We drove up to Taos today to see the Earthships.
Earthships are sustainable, completely off-the-grid houses built of adobe and
recycled materials. That was pretty much all I knew about them, except
that they were weird looking; I'd driven by on the highway a few times
(they're on highway 64 just west of the
Grande Gorge Bridge) but never stopped and paid the $7 admission
for the self-guided tour.
Seeing them up close was fun. The walls are made of old tires packed with dirt, then covered with adobe. The result is quite strong, though like all adobe structures it requires regular maintenance if you don't want it to melt away. For non load bearing walls, they pack adobe around old recycled bottles or cans.
The houses have a passive solar design, with big windows along one side that make a greenhouse for growing food and freshening the air, as well as collecting warmth in cold weather. Solar panels provide power -- supposedly along with windmills, but I didn't see any windmills in operation, and the ones they showed in photos looked too tiny to offer much help. To help make the most of the solar power, the house is wired for DC, and all the lighting, water pumps and so forth run off low voltage DC. There's even a special DC refrigerator. They do include an AC inverter for appliances like televisions and computer equipment that can't run directly off DC.
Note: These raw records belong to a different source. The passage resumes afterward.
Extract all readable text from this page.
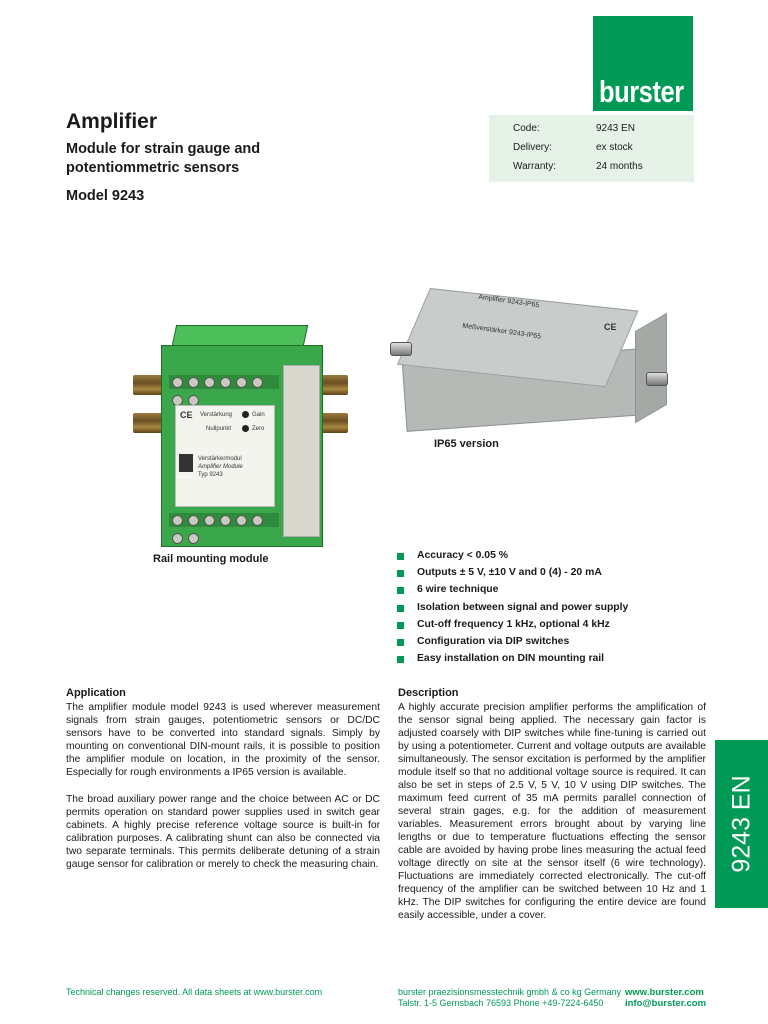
burster
Amplifier
Module for strain gauge and
potentiommetric sensors
Model 9243
Code:	9243 EN
Delivery:	ex stock
Warranty:	24 months
CE Verstärkung	Gain
Nullpunkt	Zero
burster
Verstärkermodul
Amplifier Module
Typ 9243
Amplifier 9243-IP65
Meßverstärker 9243-IP65	CE
IP65 version
Rail mounting module	Accuracy < 0.05 %
Outputs ± 5 V, ±10 V and 0 (4) - 20 mA
6 wire technique
Isolation between signal and power supply
Cut-off frequency 1 kHz, optional 4 kHz
Configuration via DIP switches
Easy installation on DIN mounting rail
Application

The amplifier module model 9243 is used wherever measurement signals from strain gauges, potentiometric sensors or DC/DC sensors have to be converted into standard signals. Simply by mounting on conventional DIN-mount rails, it is possible to position the amplifier module on location, in the proximity of the sensor. Especially for rough environments a IP65 version is available.

The broad auxiliary power range and the choice between AC or DC permits operation on standard power supplies used in switch gear cabinets. A highly precise reference voltage source is built-in for calibration purposes. A calibrating shunt can also be connected via two separate terminals. This permits deliberate detuning of a strain gauge sensor for calibration or merely to check the measuring chain.

Description

A highly accurate precision amplifier performs the amplification of the sensor signal being applied. The necessary gain factor is adjusted coarsely with DIP switches while fine-tuning is carried out by using a potentiometer. Current and voltage outputs are available simultaneously. The sensor excitation is performed by the amplifier module itself so that no additional voltage source is required. It can also be set in steps of 2.5 V, 5 V, 10 V using DIP switches. The maximum feed current of 35 mA permits parallel connection of several strain gages, e.g. for the addition of measurement variables. Measurement errors brought about by varying line lengths or due to temperature fluctuations effecting the sensor cable are avoided by having probe lines measuring the actual feed voltage directly on site at the sensor itself (6 wire technology). Fluctuations are immediately corrected electronically. The cut-off frequency of the amplifier can be switched between 10 Hz and 1 kHz. The DIP switches for configuring the entire device are found easily accessible, under a cover.

9243 EN
Technical changes reserved. All data sheets at www.burster.com	burster praezisionsmesstechnik gmbh & co kg Germany
Talstr. 1-5 Gernsbach 76593 Phone +49-7224-6450
www.burster.com
info@burster.com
Water is supposedly self sustaining too, though I don't see how that could work in drought years. As long as there's enough rainfall, water runs off the roof into a cistern and is used for drinking, bathing etc., after which it's run through filters and then pumped into the greenhouse. Waste water from the greenhouse is used for flushing toilets, after which it finally goes to the septic tank.
All very cool. We're in a house now that makes us very happy (and has excellent passive solar, though we do plan to add solar panels and a greywater system some day) but if I was building a house, I'd be all over this.
We also discovered an excellent way to get there without getting stuck in traffic-clogged Taos (it's a lovely town, but you really don't want to go near there on a holiday, or a weekend ... or any other time when people might be visiting). There's a road from Pilar that crosses the Rio Grande then ascends up to the mesa high above the river, continuing up to highway 64 right near the earthships. We'd been a little way up that road once, on a petroglyph-viewing hike, but never all the way through. The map said it was dirt from the Rio all the way up to 64, and we were in the Corolla, since the Rav4's battery started misbehaving a few days ago and we haven't replaced it yet.
So we were hesitant. But the nice folks at the Rio Grande Gorge
visitor center at Pilar assured us that the dirt section ended at the
top of the mesa and any car could make it ("it gets bumpy -- a New
Mexico massage! You'll get to the top very relaxed"). They were
right: the Corolla made it with no difficulty and it was a much
faster route than going through Taos.